L’auteur démontre bien que l’Iran n’est pas « isolé » comme on l’entend souvent, mais a développé un tissu de relations très dense, notamment dans son environnement régional proche, qui explique cette capacité de résistance. L’auteur insiste également sur le soft power de l’Iran, basé sur la présentation d’un modèle de « résistance islamique » aux agressions occidentales, mais aussi sur l’influence culturelle plus ancienne de la Perse.

On peut cependant faire un certain nombre de critiques à ce travail. Tout d’abord, en plusieurs occasions, comme pour l’évaluation du coût de la guerre avec l’Irak, ou en ce qui concerne le poids des Pasdaran et des Fondations dans l’économie iranienne, il ne semble pas que l’auteur ait fait preuve de la rigueur nécessaire.

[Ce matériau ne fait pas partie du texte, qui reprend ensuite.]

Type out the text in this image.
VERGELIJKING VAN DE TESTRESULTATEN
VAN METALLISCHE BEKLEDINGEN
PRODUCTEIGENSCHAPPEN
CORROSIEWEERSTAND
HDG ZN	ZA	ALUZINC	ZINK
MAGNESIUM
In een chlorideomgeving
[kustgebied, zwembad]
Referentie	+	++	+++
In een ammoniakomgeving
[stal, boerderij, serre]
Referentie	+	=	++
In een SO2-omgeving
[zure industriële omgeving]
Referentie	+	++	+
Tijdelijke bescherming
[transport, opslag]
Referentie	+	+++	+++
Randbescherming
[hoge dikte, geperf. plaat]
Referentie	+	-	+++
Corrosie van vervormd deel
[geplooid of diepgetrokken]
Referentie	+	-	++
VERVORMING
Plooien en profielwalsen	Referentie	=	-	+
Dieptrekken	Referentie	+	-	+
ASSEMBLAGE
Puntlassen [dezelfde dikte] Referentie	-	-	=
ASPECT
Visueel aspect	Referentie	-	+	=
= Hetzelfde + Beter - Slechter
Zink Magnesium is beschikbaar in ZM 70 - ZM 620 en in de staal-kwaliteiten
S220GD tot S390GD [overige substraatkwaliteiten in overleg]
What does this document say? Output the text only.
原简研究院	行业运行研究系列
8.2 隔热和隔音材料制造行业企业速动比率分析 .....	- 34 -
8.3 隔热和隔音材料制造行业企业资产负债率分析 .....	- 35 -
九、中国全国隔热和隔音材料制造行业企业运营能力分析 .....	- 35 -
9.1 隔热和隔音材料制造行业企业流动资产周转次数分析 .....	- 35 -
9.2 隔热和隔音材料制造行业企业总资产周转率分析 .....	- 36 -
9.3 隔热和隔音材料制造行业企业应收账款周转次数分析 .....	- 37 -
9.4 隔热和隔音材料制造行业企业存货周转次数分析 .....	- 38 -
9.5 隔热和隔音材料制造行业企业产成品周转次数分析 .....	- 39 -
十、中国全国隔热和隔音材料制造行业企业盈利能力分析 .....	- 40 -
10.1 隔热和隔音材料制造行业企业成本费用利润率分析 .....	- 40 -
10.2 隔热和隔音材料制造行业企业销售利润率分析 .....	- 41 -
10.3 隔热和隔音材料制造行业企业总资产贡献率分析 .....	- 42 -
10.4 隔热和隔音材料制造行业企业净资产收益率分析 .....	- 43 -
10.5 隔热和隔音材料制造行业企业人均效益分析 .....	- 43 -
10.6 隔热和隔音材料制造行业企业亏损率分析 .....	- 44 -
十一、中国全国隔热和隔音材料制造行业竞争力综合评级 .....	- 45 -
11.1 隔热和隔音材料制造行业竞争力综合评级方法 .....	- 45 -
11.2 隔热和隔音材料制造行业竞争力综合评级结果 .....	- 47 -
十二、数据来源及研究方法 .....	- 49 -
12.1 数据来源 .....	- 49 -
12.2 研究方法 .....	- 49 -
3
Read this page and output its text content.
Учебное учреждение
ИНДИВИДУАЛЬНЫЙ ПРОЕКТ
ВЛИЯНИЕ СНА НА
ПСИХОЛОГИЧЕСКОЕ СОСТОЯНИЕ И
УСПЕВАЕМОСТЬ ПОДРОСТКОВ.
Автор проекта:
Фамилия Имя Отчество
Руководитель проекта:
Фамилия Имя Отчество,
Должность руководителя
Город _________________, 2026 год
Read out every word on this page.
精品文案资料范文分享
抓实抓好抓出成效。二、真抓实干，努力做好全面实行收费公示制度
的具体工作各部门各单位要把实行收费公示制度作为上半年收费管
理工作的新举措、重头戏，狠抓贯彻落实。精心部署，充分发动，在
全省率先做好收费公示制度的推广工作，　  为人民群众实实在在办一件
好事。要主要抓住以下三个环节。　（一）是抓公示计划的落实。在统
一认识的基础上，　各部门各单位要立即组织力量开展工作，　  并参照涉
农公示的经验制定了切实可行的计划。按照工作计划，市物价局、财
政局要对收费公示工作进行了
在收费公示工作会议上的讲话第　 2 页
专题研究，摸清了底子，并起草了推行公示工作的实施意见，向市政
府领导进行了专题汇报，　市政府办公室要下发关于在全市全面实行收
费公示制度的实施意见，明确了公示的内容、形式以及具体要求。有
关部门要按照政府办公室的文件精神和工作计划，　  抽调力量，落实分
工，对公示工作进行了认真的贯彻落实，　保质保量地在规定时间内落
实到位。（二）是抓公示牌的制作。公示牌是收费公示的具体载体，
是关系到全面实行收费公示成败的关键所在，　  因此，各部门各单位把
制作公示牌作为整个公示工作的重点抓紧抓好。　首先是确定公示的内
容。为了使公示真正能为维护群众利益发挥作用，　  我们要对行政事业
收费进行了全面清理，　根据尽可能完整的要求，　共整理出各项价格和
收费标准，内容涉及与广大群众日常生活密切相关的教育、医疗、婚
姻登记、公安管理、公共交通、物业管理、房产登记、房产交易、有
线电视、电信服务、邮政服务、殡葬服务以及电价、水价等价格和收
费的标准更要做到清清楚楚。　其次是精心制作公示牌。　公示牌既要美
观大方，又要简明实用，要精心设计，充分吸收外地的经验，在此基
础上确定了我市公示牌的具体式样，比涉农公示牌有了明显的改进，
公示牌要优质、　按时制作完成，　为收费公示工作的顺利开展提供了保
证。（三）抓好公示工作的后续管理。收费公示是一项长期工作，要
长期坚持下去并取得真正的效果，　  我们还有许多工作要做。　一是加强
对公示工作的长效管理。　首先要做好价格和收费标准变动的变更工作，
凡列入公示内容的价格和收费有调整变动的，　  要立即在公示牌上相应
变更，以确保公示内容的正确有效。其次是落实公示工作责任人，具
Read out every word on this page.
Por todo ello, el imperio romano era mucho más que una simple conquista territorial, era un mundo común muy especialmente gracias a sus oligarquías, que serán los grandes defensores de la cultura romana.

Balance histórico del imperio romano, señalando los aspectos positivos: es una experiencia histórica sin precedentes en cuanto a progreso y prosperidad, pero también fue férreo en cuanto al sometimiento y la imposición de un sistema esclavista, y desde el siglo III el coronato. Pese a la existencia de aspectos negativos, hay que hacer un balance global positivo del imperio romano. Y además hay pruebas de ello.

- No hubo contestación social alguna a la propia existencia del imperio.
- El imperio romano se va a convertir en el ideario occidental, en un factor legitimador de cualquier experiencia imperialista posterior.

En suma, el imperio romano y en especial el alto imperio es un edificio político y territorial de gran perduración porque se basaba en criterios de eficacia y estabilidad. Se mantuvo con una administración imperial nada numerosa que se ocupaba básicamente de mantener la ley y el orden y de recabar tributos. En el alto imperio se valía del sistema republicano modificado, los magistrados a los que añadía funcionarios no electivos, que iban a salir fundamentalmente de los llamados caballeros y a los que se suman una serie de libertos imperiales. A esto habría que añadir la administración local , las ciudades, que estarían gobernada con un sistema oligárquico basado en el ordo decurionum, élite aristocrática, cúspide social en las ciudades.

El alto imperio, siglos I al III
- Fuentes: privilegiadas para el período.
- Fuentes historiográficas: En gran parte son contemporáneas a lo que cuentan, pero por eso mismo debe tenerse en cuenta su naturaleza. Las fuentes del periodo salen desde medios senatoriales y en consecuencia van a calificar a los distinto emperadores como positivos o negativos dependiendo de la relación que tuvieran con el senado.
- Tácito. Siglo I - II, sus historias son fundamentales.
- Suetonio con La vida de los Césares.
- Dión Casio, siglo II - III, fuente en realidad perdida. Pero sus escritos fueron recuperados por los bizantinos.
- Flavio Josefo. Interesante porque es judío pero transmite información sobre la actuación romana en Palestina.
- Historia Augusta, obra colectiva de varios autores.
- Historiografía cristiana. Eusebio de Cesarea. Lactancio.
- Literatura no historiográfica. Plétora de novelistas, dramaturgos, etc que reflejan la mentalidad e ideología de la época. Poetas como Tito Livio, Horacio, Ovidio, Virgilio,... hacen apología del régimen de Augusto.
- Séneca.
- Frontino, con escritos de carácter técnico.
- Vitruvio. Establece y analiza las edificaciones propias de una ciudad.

Sur le premier point, celui-ci évoque le coût très élevé de la guerre avec l’Irak, et d’une attitude d’opposition aux États-Unis. Il faudrait nuancer le propos. Les autorités iraniennes ont tout fait pour minimiser le coût de cette guerre, ce qui a différencié la stratégie iranienne de celle de l’Irak, qui s’est fortement endetté pour financer un effort de guerre plus conséquent. D’autre part, il est noté que les activités économiques des Pasdaran et des Fondations représenteraient 70 % de l’économie, ce qui semble pour le moins exagéré par rapport aux estimations habituelles.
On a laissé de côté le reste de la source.